Website Aims at Giving Voice to Rural Population

CHENNAI: A language spoken in Tripura has only seven speakers left. It is facing the threat of imminent extinction, which means the death of a culture and a world view. With 833 million people and 700 living languages, the stories of rural India gets attention only when there is a serious problem or a disaster, says veteran journalist P Sainath, founding editor of People’s Archive of Rural India (PARI).

The website, to be launched on Saturday, aims at giving voice to the dying-out livelihoods  and the everyday lives of everyday people and provide a voice to the largely unrepresented rural India.

At a media interaction on Wednesday, ahead of the launch, he expressed concern about the nature of transformation, saying it only ‘strengthens that part of India which is ugly and backward, while destroying what is to be cherished’. “The khaps are getting stronger, while schools of art and storytellers are perishing,” he bemoaned.

Faces, livelihoods, languages and art forms would find a place in these living archives, in the form of photographs, films, texts and ‘talking albums’.

There is so much about rural India about which there is little or no awareness, says Sainath. The art of making nadaswarams, a male Dalit Bharatanaytam and folk dancer, a man in remote village in Idukki who runs a library with 160 books, the daily routine of a girl at a Meghalaya Anganwadi- the stories are diverse.

 “Three faces, a man, a woman and a child, from every district in India — this is what we hope to represent,” he says explaining that they would all come with names and occupations, as the people who are being represented are central to the project. Recordings to document all the languages and dialects in the country too are a part of PARI, which will have a resource section on reports or studies for public reference.

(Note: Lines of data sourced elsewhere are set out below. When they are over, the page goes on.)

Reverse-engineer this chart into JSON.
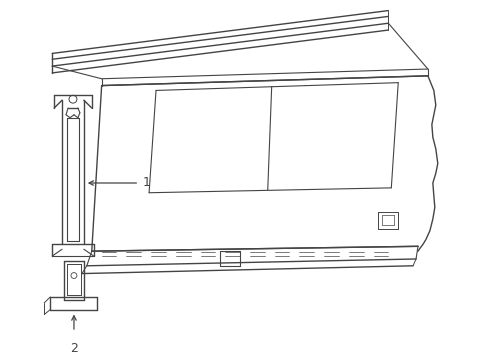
{
  "background_color": "#ffffff",
  "line_color": "#444444",
  "line_width": 1.0,
  "label_1": "1",
  "label_2": "2",
  "figsize": [
    4.9,
    3.6
  ],
  "dpi": 100
}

Expansion of the project would be taken up with inputs from volunteers, students and journalists, and from the general public. The veteran journalist encourages even school children to click pictures of people in rural India and send them in with the basic details, which would all find a place in PARI, which is run by Counter Media Trust. Access to the site is free and it is not-for-profit and PARI aims at crowdsourcing to create content and which could be done for free.

“It is an incomplete living journal, we would keep adding to it as long as rural India exists, as all of it cannot be captured,” he quips.